Occupandomi di filosofia ma anche di cinema, e sapendo come ogni novità tecnologica sia sempre stata accolta con timori esagerati, diffido istintivamente delle descrizioni catastrofiste del web e delle tecnologie. Tuttavia, l’aspetto notevole della diagnosi di de Conciliis è che in questo testo il passato non assurge mai a ideale immaginario. L’autrice rimane coerente con un’idea lucida e senza sconti dell’essere umano e della sua aggressività, che non riguarda solo il nostro tempo e con la quale è difficile dissentire completamente. Agisce inoltre durante la lettura, in modo quasi ipnotico dato il ritmo incalzante del libro, il fascino della “terribilità” di ciò che si ha il coraggio di dire, e che non è del tutto alieno da una sorta di humour nero. Così per esempio il paragrafo sulla famiglia, dal titolo “Il bambino-dio”, che descrive genitori manipolati dalla “prole fallica”. Tra ironia e spietatezza, de Conciliis può affermare (esentandoci dal farlo personalmente, ma consentendo al lettore, alla lettrice, una certa soddisfazione liberatoria): “ben lungi dall’essere qualcosa di naturale, la famiglia è una istituzione storica assorbente e conformista, che nel giro di pochi decenni è stata profondamente modificata dalla società dei consumi: in termini sociologici, il consumismo ha smascherato e insieme radicalizzato la relazione interna esistente tra famiglia e società – tra comparazione pubblica e privata, tra il figlio come sostituto del fallo (oggi anche per il padre) e la genitorialità come surrogato del valore sociale (ancora oggi per la madre)”.
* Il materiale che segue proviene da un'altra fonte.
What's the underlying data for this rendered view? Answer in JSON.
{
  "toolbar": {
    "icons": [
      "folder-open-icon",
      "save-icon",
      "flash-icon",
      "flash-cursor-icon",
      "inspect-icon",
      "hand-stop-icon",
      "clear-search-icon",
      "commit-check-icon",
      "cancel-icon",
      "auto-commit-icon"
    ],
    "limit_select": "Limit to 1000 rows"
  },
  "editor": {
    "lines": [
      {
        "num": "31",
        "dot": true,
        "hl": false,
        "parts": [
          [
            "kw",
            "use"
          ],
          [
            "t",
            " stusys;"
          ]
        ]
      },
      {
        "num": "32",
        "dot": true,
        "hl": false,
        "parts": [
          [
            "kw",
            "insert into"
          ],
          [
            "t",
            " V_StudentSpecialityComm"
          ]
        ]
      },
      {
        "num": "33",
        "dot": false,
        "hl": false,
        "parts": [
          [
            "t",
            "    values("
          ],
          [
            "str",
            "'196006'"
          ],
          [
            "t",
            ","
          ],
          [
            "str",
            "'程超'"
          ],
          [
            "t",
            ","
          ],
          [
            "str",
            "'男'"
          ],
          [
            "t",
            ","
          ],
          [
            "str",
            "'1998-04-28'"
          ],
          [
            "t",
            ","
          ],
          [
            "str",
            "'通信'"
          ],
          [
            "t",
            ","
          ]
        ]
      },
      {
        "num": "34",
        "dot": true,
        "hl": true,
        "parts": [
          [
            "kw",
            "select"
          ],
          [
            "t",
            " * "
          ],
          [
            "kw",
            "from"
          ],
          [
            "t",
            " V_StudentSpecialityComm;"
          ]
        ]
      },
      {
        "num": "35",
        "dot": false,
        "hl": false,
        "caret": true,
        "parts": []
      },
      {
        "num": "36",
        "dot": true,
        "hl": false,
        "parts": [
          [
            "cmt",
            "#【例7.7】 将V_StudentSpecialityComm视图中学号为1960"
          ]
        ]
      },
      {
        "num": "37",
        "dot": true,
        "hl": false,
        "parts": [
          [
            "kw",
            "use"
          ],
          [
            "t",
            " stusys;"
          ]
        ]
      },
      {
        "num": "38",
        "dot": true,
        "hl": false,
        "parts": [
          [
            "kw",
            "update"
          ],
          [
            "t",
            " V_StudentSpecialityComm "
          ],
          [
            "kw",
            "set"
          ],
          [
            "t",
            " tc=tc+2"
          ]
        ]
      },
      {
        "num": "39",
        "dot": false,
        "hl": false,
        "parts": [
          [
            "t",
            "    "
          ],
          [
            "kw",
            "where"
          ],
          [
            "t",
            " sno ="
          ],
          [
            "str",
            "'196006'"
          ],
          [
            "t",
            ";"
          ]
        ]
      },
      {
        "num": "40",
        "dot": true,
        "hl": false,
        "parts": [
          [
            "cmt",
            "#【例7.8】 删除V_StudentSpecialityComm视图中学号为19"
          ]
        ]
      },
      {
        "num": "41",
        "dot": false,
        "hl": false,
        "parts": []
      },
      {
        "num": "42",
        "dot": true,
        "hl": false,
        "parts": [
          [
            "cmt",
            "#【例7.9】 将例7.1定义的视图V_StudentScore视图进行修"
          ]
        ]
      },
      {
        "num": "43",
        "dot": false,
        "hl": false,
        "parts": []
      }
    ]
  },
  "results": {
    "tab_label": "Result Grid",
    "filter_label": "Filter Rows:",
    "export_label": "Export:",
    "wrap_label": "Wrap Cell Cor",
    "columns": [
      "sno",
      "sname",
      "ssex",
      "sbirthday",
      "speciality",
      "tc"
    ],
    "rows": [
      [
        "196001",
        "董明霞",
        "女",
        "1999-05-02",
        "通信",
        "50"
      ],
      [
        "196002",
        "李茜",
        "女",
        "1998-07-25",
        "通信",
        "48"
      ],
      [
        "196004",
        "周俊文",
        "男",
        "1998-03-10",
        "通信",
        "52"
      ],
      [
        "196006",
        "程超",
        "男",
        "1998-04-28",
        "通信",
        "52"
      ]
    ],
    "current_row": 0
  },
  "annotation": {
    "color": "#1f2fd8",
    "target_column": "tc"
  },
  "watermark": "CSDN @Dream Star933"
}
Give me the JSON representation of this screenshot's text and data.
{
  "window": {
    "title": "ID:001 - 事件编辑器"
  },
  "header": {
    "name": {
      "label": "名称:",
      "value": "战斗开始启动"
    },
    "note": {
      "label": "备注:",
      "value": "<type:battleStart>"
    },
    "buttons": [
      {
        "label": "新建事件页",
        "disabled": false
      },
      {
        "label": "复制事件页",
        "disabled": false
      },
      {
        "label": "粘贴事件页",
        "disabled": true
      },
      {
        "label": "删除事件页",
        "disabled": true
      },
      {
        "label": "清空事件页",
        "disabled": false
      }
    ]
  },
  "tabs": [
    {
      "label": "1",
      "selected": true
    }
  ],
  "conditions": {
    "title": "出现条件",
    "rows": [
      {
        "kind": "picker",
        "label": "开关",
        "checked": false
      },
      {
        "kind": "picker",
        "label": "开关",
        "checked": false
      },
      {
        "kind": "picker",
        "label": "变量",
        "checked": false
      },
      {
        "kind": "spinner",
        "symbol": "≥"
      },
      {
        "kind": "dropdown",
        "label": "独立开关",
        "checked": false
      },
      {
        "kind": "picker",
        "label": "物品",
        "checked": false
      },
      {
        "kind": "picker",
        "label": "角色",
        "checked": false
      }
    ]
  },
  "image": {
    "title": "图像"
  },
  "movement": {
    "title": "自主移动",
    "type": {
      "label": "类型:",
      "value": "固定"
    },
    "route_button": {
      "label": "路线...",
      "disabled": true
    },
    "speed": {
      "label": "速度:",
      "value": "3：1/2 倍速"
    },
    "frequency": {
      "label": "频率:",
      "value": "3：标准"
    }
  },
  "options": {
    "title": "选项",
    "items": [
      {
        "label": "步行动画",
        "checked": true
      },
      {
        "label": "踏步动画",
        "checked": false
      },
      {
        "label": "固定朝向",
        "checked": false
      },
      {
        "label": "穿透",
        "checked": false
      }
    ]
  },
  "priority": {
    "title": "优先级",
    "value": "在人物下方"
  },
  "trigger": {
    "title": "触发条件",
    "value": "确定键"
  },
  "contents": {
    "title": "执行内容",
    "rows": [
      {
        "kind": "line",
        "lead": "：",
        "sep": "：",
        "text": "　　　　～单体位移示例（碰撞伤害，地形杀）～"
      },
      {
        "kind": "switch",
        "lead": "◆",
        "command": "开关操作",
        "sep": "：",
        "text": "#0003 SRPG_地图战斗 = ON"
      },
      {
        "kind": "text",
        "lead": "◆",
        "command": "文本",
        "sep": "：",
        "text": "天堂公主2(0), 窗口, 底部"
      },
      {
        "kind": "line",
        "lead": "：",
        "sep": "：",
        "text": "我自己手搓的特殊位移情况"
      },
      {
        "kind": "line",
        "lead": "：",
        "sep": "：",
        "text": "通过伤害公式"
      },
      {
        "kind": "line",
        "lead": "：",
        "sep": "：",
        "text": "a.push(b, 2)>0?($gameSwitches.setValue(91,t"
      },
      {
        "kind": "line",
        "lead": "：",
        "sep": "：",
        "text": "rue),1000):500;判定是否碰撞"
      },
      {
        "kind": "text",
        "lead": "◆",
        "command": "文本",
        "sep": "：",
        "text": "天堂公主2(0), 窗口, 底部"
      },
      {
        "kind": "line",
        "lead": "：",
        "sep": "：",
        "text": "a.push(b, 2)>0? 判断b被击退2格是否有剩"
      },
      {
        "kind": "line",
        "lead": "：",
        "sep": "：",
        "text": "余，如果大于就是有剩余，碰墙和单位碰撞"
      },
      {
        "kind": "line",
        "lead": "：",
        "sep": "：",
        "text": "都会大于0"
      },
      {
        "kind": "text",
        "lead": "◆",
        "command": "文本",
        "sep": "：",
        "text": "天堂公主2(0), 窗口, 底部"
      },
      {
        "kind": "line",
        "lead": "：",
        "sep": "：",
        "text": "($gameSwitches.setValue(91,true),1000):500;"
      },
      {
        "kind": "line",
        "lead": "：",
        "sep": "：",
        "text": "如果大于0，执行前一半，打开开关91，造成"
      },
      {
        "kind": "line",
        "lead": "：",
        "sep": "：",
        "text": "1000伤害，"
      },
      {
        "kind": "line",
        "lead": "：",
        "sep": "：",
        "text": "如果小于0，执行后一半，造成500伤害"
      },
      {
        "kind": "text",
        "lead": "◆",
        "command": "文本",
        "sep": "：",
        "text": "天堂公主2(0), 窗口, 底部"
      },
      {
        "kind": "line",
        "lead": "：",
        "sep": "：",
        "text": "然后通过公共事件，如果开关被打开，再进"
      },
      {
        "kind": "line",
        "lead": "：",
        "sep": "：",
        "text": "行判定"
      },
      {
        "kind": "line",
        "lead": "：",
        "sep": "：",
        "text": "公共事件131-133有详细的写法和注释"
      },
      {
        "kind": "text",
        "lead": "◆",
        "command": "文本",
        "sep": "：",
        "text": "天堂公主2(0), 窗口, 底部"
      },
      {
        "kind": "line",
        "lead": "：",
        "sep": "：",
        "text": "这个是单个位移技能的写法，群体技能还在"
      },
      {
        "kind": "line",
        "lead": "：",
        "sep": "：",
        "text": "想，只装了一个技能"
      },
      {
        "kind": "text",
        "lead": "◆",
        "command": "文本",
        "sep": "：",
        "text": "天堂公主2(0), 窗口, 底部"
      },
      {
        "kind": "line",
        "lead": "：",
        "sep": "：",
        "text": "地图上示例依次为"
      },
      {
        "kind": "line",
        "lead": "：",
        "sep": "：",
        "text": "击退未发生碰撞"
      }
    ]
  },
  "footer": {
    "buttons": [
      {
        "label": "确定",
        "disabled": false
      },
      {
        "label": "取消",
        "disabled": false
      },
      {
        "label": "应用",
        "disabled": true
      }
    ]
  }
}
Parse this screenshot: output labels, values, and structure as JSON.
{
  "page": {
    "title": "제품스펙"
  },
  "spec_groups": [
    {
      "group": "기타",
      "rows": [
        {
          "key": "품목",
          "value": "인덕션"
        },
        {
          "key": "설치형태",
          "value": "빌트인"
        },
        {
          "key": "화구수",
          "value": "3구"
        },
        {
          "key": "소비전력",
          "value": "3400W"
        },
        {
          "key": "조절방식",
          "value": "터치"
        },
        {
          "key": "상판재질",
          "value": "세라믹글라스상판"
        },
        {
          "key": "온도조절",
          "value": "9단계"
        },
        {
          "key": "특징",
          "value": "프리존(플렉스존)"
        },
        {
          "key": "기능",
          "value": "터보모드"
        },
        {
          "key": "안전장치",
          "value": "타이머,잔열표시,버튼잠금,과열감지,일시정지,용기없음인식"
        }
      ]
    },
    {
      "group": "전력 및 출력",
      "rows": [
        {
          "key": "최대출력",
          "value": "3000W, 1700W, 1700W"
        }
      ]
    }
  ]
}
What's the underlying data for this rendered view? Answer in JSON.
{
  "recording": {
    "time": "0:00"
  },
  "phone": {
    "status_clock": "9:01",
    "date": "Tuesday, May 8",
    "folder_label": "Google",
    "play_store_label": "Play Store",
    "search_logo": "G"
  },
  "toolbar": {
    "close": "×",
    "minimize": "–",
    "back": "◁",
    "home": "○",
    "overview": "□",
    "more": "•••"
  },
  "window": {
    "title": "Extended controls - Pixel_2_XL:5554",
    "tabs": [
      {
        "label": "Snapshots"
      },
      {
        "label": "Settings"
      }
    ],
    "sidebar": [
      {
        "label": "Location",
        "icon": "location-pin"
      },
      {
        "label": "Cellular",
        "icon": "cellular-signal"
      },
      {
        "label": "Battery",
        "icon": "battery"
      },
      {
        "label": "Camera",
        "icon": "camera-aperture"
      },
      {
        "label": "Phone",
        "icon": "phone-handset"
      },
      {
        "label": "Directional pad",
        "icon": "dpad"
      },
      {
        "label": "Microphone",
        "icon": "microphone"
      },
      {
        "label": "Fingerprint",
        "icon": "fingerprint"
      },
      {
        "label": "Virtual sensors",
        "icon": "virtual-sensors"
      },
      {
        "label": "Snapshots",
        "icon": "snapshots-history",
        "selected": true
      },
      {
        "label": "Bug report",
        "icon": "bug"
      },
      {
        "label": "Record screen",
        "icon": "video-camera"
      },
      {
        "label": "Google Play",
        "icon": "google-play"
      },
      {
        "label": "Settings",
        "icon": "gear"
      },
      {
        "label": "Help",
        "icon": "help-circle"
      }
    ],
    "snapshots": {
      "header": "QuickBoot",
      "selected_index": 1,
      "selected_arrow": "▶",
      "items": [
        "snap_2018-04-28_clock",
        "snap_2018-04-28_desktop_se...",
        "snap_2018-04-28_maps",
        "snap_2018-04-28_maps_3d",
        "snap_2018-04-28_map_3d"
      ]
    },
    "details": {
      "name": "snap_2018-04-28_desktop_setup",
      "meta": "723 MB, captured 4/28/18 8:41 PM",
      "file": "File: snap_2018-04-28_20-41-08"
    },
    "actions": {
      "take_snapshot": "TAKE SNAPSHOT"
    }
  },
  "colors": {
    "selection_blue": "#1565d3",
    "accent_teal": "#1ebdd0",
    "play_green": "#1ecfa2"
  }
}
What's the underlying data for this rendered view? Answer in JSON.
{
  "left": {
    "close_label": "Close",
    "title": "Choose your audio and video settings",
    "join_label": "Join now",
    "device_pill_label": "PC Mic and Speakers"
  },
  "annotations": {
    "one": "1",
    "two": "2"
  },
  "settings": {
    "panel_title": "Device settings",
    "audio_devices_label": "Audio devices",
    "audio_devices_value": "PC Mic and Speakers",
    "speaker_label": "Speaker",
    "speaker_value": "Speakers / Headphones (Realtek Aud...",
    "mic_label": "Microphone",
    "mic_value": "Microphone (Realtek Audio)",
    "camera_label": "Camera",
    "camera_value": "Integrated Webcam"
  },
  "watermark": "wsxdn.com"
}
Insieme al fascino di questa visione radicale emerge però, nella lettura del libro, anche il desiderio di trovare una via di fuga da questa prospettiva, che l’autrice sembra invece non ipotizzare. Mi chiedo cioè se non sia possibile individuare momenti della nostra esistenza in cui siamo in grado di spezzare questo delirio delle differenze, per lo meno nella sua versione più tormentata. Un esempio potrebbe essere l’esperienza estetica, intesa nel suo senso più ampio, come sosta presso se stessi e nel presente, in cui fermare le interpretazioni e i significati, oltre allo sguardo comparativo e inquieto che di solito ci caratterizza.